University of North Carolina at Chapel Hill
SiftGPU is an implementation of SIFT [1] for GPU. It does pyramid
construction, keypoint detection and descriptor
generation on GPU. Not only does SiftGPU process
pixels/features paralelly with GPU, this implementation also
reduces
readback time by generating compact feature list with GPU
algorithms [3].
SiftGPU borrows a lot from Andrea Vedaldi's sift++ [2]. Many parameters of sift++ ( for example, number of octaves,
number
of DOG levels, edge threshold, etc) are also available in SiftGPU. Shader programs are dynamically generated
according to those parameters.
Hardware requirement
The
entire functionality works fully only on hardware that supports cg profile
fp40/vp40 or higher (gp4fp/gp4vp
available in cg 2.0), for example,
nvidia 7900, 8800. If your GPU does not support fp40/vp40 or gp4fp/gp4vp,
orientation computation of SIFT will be simplified,
and edge elimination and descriptor will be
ignored.
There are also some GPU parameters to play with. You can try tune them to get best performance.
Both
VC6 workspace and VS2005 solution are provided: VC\SiftGPU.dsw and
VC\SIftGPU.sln. Make sure you
set necessary arguments when running the binaries in VC. Please use Release
build in VC to get better performance.
Linux makefile is now also provied .
You can download SiftGPU packge(including code, binary and some test images) here (8.6MB)
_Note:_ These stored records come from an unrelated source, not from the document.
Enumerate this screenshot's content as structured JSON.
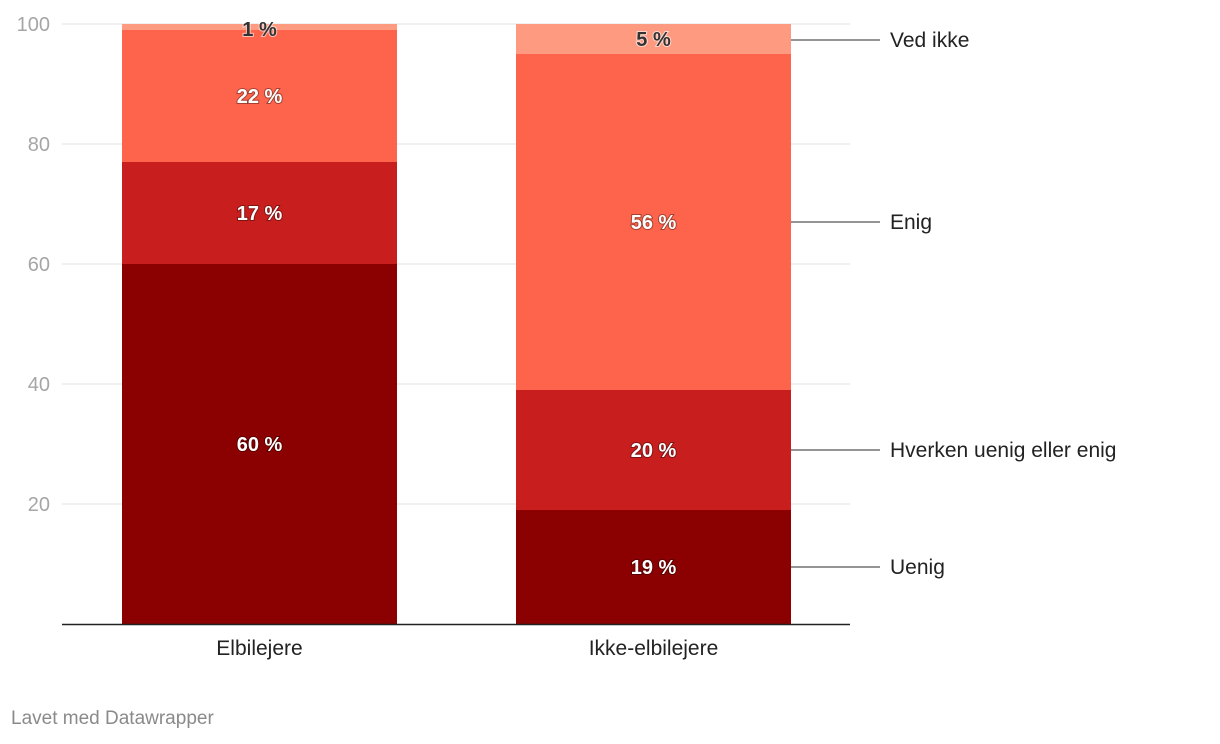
{
  "chart_data": {
    "type": "bar",
    "stacked": true,
    "categories": [
      "Elbilejere",
      "Ikke-elbilejere"
    ],
    "series": [
      {
        "name": "Uenig",
        "values": [
          60,
          19
        ],
        "color": "#8b0000",
        "labels": [
          "60 %",
          "19 %"
        ]
      },
      {
        "name": "Hverken uenig eller enig",
        "values": [
          17,
          20
        ],
        "color": "#c81e1e",
        "labels": [
          "17 %",
          "20 %"
        ]
      },
      {
        "name": "Enig",
        "values": [
          22,
          56
        ],
        "color": "#fe634c",
        "labels": [
          "22 %",
          "56 %"
        ]
      },
      {
        "name": "Ved ikke",
        "values": [
          1,
          5
        ],
        "color": "#fe9a80",
        "labels": [
          "1 %",
          "5 %"
        ]
      }
    ],
    "ylim": [
      0,
      100
    ],
    "yticks": [
      20,
      40,
      60,
      80,
      100
    ],
    "ytick_labels": [
      "20",
      "40",
      "60",
      "80",
      "100"
    ],
    "grid": true,
    "legend": "right"
  },
  "footer": "Lavet med Datawrapper"
}
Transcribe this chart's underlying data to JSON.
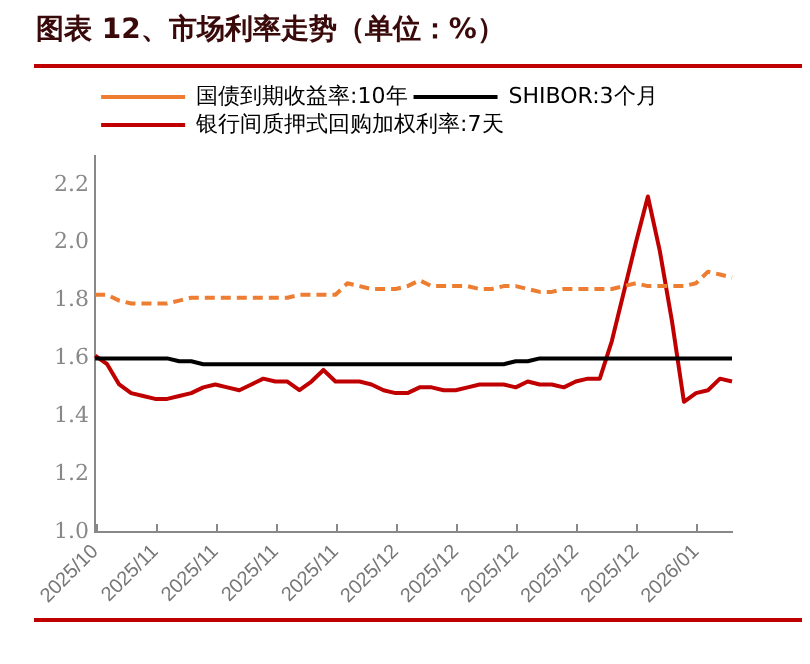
{
  "chart_data": {
    "type": "line",
    "title": "图表 12、市场利率走势（单位：%）",
    "categories": [
      "2025/10",
      null,
      null,
      null,
      null,
      "2025/11",
      null,
      null,
      null,
      null,
      "2025/11",
      null,
      null,
      null,
      null,
      "2025/11",
      null,
      null,
      null,
      null,
      "2025/11",
      null,
      null,
      null,
      null,
      "2025/12",
      null,
      null,
      null,
      null,
      "2025/12",
      null,
      null,
      null,
      null,
      "2025/12",
      null,
      null,
      null,
      null,
      "2025/12",
      null,
      null,
      null,
      null,
      "2025/12",
      null,
      null,
      null,
      null,
      "2026/01",
      null,
      null,
      null
    ],
    "series": [
      {
        "name": "国债到期收益率:10年",
        "color": "#ed7d31",
        "line_style": "dashed",
        "values": [
          1.82,
          1.82,
          1.8,
          1.79,
          1.79,
          1.79,
          1.79,
          1.8,
          1.81,
          1.81,
          1.81,
          1.81,
          1.81,
          1.81,
          1.81,
          1.81,
          1.81,
          1.82,
          1.82,
          1.82,
          1.82,
          1.86,
          1.85,
          1.84,
          1.84,
          1.84,
          1.85,
          1.87,
          1.85,
          1.85,
          1.85,
          1.85,
          1.84,
          1.84,
          1.85,
          1.85,
          1.84,
          1.83,
          1.83,
          1.84,
          1.84,
          1.84,
          1.84,
          1.84,
          1.85,
          1.86,
          1.85,
          1.85,
          1.85,
          1.85,
          1.86,
          1.9,
          1.89,
          1.88
        ]
      },
      {
        "name": "SHIBOR:3个月",
        "color": "#000000",
        "line_style": "solid",
        "values": [
          1.6,
          1.6,
          1.6,
          1.6,
          1.6,
          1.6,
          1.6,
          1.59,
          1.59,
          1.58,
          1.58,
          1.58,
          1.58,
          1.58,
          1.58,
          1.58,
          1.58,
          1.58,
          1.58,
          1.58,
          1.58,
          1.58,
          1.58,
          1.58,
          1.58,
          1.58,
          1.58,
          1.58,
          1.58,
          1.58,
          1.58,
          1.58,
          1.58,
          1.58,
          1.58,
          1.59,
          1.59,
          1.6,
          1.6,
          1.6,
          1.6,
          1.6,
          1.6,
          1.6,
          1.6,
          1.6,
          1.6,
          1.6,
          1.6,
          1.6,
          1.6,
          1.6,
          1.6,
          1.6
        ]
      },
      {
        "name": "银行间质押式回购加权利率:7天",
        "color": "#c00000",
        "line_style": "solid",
        "values": [
          1.61,
          1.58,
          1.51,
          1.48,
          1.47,
          1.46,
          1.46,
          1.47,
          1.48,
          1.5,
          1.51,
          1.5,
          1.49,
          1.51,
          1.53,
          1.52,
          1.52,
          1.49,
          1.52,
          1.56,
          1.52,
          1.52,
          1.52,
          1.51,
          1.49,
          1.48,
          1.48,
          1.5,
          1.5,
          1.49,
          1.49,
          1.5,
          1.51,
          1.51,
          1.51,
          1.5,
          1.52,
          1.51,
          1.51,
          1.5,
          1.52,
          1.53,
          1.53,
          1.66,
          1.83,
          2.0,
          2.16,
          1.97,
          1.73,
          1.45,
          1.48,
          1.49,
          1.53,
          1.52
        ]
      }
    ],
    "ylim": [
      1.0,
      2.3
    ],
    "yticks": [
      {
        "value": 1,
        "label": "1.0"
      },
      1.2,
      1.4,
      1.6,
      1.8,
      {
        "value": 2,
        "label": "2.0"
      },
      2.2
    ],
    "grid": false,
    "legend": "top left",
    "marker": "none"
  }
}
You may also be interested in some documents: README, History, Manual, and old slides .
Experiments
Below is the comparision with Lowe's SIFT on box.pgm using the comparision code from Vedaldi's SIFT

Below is the timing experiment result on V293. (One experiment image is resized to different size with Xnview for this).

Note!
0, The
parameter you should use to aligh this implementation to Lowe's is {"-m",
"-s", "-fo","-1", "-loweo"}
1, SiftGPU may return slightly different results on
different GPUs due to different floating point precision
2, Loading images
and descriptor normalization are using CPU. Performance may vary on different
CPUs.
Using binary pgm files can save image
loading time.
3, SiftGPU may be slow if your graphic memory is not big
enough, because virtual memory could be
adopted by graphic card automatically.
4, It
takes time for SiftGPU to allocate/reallocate texture memories. It is
efficient to process a set of
images of a same size (or smaller) because memroy does
need to change.
[1] D. G. Lowe. Distinctive image features from
scale-invariant keypoints. International Journal of Computer Vision, 60,
November 2004. http://www.cs.ubc.ca/~lowe/keypoints/
.
[2] A. Vedaldi. sift++,
http://vision.ucla.edu/~vedaldi/code/siftpp/siftpp.html
.
[3] G. Ziegler, A. Tevs, C.
Theobalt, and H.-P. Seidel. GPU point list generation through histogram
pyramids. In Technical Report, June 2006.